Computer scientists, on the other hand, can exploit BabelNet to disambiguate a written text in one of the hundreds of covered languages. For example, BabelNet can be used to build a term extractor able to analyze tweets or any social media chat about the products of a company and spot the entities with the matched picture and concepts. In this way, the marketing manager can understand what a text is talking about regardless of language and can get insights to improve the business activities.

A revolution in progress

Even though its quality is already very high, the current BabelNet should be considered as “a starting point” for much richer versions to come of the multilingual network, because new lexical knowledge is continuously added with daily updates (for example, when a new state president is elected this fact will be integrated into BabelNet as soon as Wikipedia is updated).
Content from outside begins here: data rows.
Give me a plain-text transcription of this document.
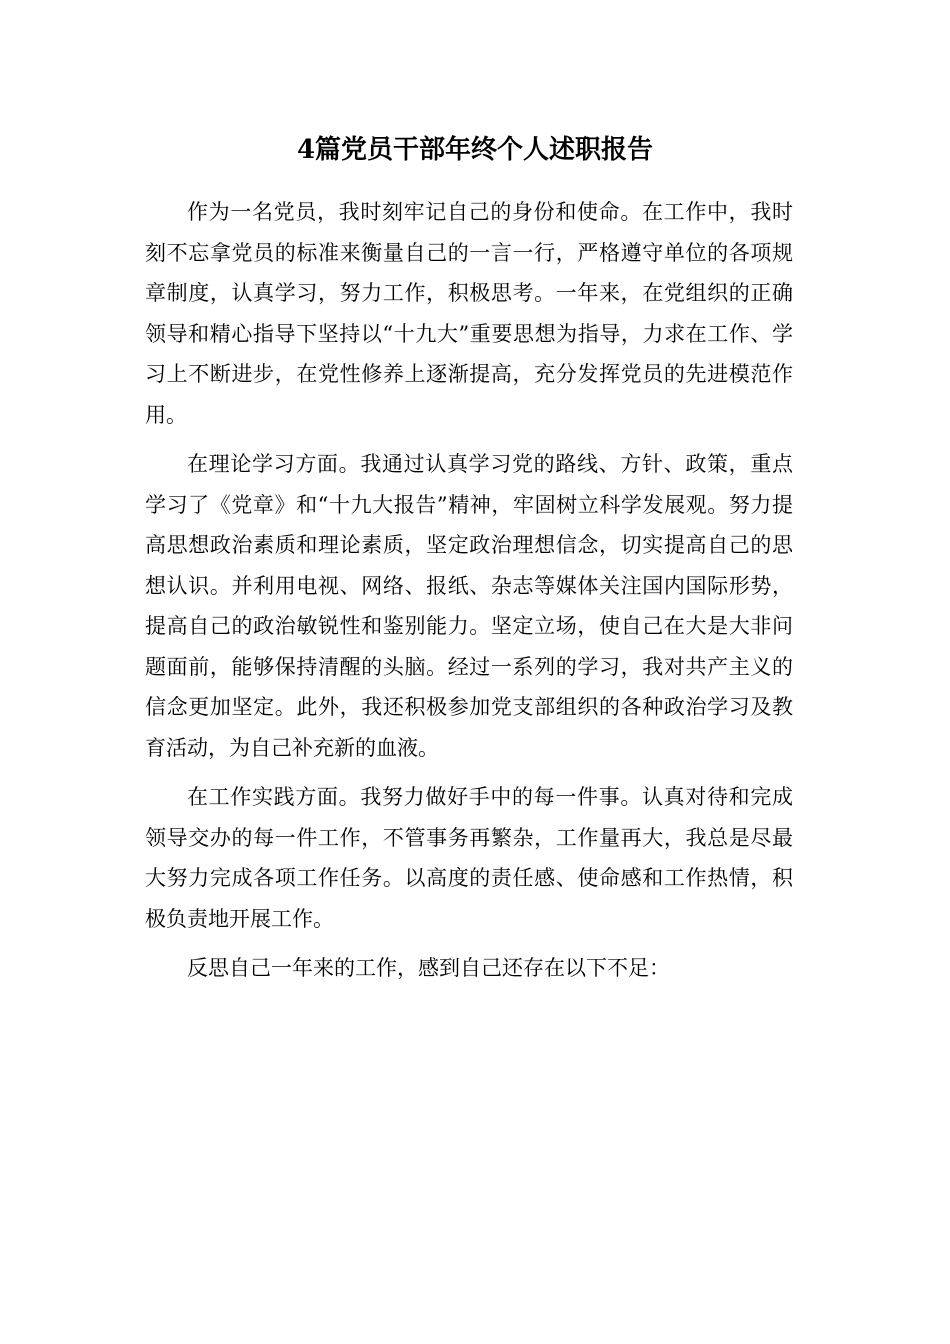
4篇党员干部年终个人述职报告

作为一名党员，我时刻牢记自己的身份和使命。在工作中，我时刻不忘拿党员的标准来衡量自己的一言一行，严格遵守单位的各项规章制度，认真学习，努力工作，积极思考。一年来，在党组织的正确领导和精心指导下坚持以“十九大”重要思想为指导，力求在工作、学习上不断进步，在党性修养上逐渐提高，充分发挥党员的先进模范作用。

在理论学习方面。我通过认真学习党的路线、方针、政策，重点学习了《党章》和“十九大报告”精神，牢固树立科学发展观。努力提高思想政治素质和理论素质，坚定政治理想信念，切实提高自己的思想认识。并利用电视、网络、报纸、杂志等媒体关注国内国际形势，提高自己的政治敏锐性和鉴别能力。坚定立场，使自己在大是大非问题面前，能够保持清醒的头脑。经过一系列的学习，我对共产主义的信念更加坚定。此外，我还积极参加党支部组织的各种政治学习及教育活动，为自己补充新的血液。

在工作实践方面。我努力做好手中的每一件事。认真对待和完成领导交办的每一件工作，不管事务再繁杂，工作量再大，我总是尽最大努力完成各项工作任务。以高度的责任感、使命感和工作热情，积极负责地开展工作。

反思自己一年来的工作，感到自己还存在以下不足：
The focus on upgrading technology and linguistic level comes from the background of Roberto Navigli (winner of the Prominent Paper Award 2017 from Artificial Intelligence, the most prestigious journal in the field of AI), who has put together a motivated operational team.

After the starting combination between Wikipedia and WordNet, new and different resources (Open Multilingual WordNet, Wikidata, Wiktionary, OmegaWiki, ItalWordNet, Open Dutch WordNet, FrameNet, Wikiquote, VerbNet, Microsoft Terminology, GeoNames, WoNeF, ImageNet) have been added to the next versions in order to provide more synonyms and meanings and to increase the available knowledge. The BabelNet team is not going to stop innovating, so who knows which other usages BabelNet could offer in the future: the revolution of our life by BabelNet has just begun. Should we start thinking about a society without language barriers?